Lol don't be so sure that colour is infinite I believe this statement is still a topic of discussion for today (Unless I'm outdated already :3). Well but since atoms cannot just emit any photons that they like, the specific photons they emit does result in "distinct" colours. It's just that our human eyes are unable to see the distinction between each and every possible colour. The only counter-argument I heard of to this was that it is possible to move through a continuous spectrum simply by changing the distance of the light source with respect to our eyes. Very complicated issue @.@
I stand by eggs-first If the first living things had to take form from simpler protein structures and such, then logically, the egg should come before it can develop into a chicken. That's assuming there's no "creator".
why did i copy and paste this text "I want to report someone on the server! You can create a report file here I found a bug on the server! Please tell us the bug or glitch here Something went wrong when I donated.. Contact the billing support email I need some other help! Check out the forums for all your issues"?
Why do 24 hour, 7 days a week (Including holidays!) Super Markets have locks on their door? Why do Aliens abduct Humans if we are an inferior race? When sign makers go on strike, is anything written on their signs? Do blind people feel 'Love at first sight'? If a hen-and-a-half could lay an egg-and-a-half in a day-and-a-half, how long would it take a monkey with a wooden leg to kick all the seeds out of a dill pickle? Why do we park in a driveway and drive on the parkway? How do you know when you have run out of invisible ink? Why is the word dictionary in the dictionary? Why is it that only adults have difficulty with childproof bottles? Why is it that to stop Windows 95, you have to click on "Start"? If you're in a vehicle going the speed of light, what happens when you turn on the headlights? Want more?

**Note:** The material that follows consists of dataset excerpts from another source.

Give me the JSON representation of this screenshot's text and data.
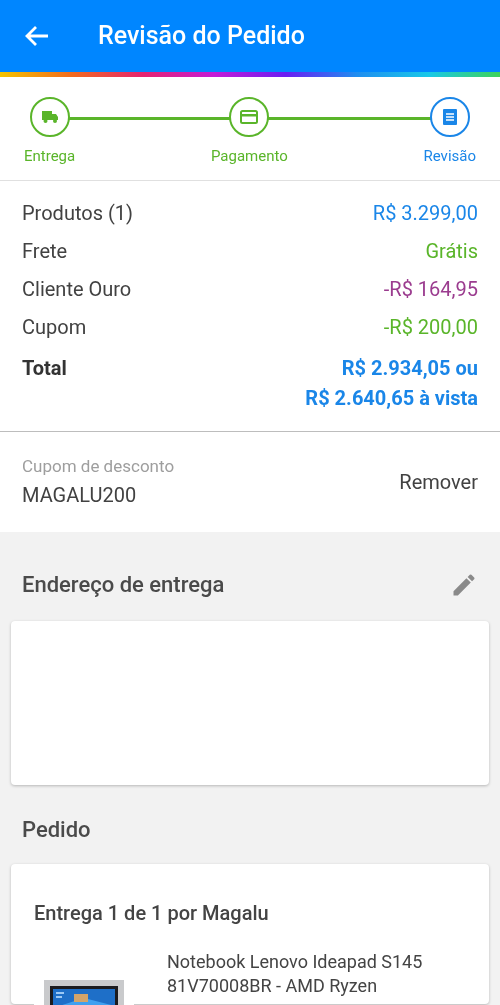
{
  "header": {
    "title": "Revisão do Pedido"
  },
  "steps": [
    {
      "label": "Entrega",
      "kind": "truck",
      "selected": false
    },
    {
      "label": "Pagamento",
      "kind": "card",
      "selected": false
    },
    {
      "label": "Revisão",
      "kind": "receipt",
      "selected": true
    }
  ],
  "summary": [
    {
      "label": "Produtos (1)",
      "value": "R$ 3.299,00",
      "color": "#1a86e8"
    },
    {
      "label": "Frete",
      "value": "Grátis",
      "color": "#5ab52a"
    },
    {
      "label": "Cliente Ouro",
      "value": "-R$ 164,95",
      "color": "#9b3c8f"
    },
    {
      "label": "Cupom",
      "value": "-R$ 200,00",
      "color": "#5ab52a"
    }
  ],
  "total": {
    "label": "Total",
    "lines": [
      "R$ 2.934,05 ou",
      "R$ 2.640,65 à vista"
    ]
  },
  "coupon": {
    "label": "Cupom de desconto",
    "code": "MAGALU200",
    "action": "Remover"
  },
  "address": {
    "title": "Endereço de entrega"
  },
  "order": {
    "title": "Pedido",
    "delivery": "Entrega 1 de 1 por Magalu",
    "product": {
      "kind": "picture",
      "name_lines": [
        "Notebook Lenovo Ideapad S145",
        "81V70008BR - AMD Ryzen"
      ]
    }
  }
}
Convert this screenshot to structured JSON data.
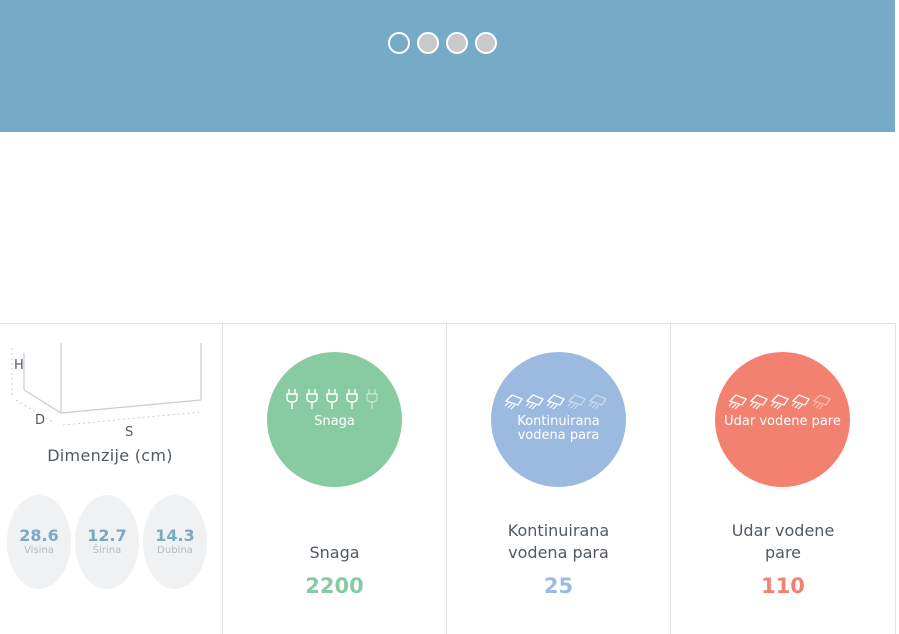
{
  "carousel": {
    "dots": [
      {
        "active": true
      },
      {
        "active": false
      },
      {
        "active": false
      },
      {
        "active": false
      }
    ]
  },
  "dimensions": {
    "title": "Dimenzije (cm)",
    "diagram_labels": {
      "h": "H",
      "d": "D",
      "s": "S"
    },
    "values": [
      {
        "value": "28.6",
        "label": "Visina"
      },
      {
        "value": "12.7",
        "label": "Širina"
      },
      {
        "value": "14.3",
        "label": "Dubina"
      }
    ]
  },
  "specs": [
    {
      "circle_label": "Snaga",
      "label": "Snaga",
      "value": "2200",
      "color": "#88cba2",
      "icon": "plug-icon",
      "rating": 4,
      "max": 5
    },
    {
      "circle_label": "Kontinuirana vodena para",
      "label": "Kontinuirana vodena para",
      "value": "25",
      "color": "#9cbadf",
      "icon": "steam-icon",
      "rating": 3,
      "max": 5
    },
    {
      "circle_label": "Udar vodene pare",
      "label": "Udar vodene pare",
      "value": "110",
      "color": "#f38170",
      "icon": "steam-icon",
      "rating": 4,
      "max": 5
    }
  ]
}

Oh, and if you throw a cat out a car window, does it become kitty litter? Why is it considered necessary to nail down the lid of a coffin? Why is it that bullets ricochet off of Superman's chest, but he ducks when the gun is thrown at him? Why is it that doctors call what they do "practice"? Why doesn't Tarzan have a beard? Why don't you ever see the headline "Psychic Wins Lottery"? If the product says "Do not use if seal is broken", how are you supposed to open it and use it? Why do we sing "Take me out to the ball game," when we are already there? Why do you need a driver's license to buy liquor when you can't drink and drive? Why do they make scented toilet paper? ...ok I think I'm done for a bit.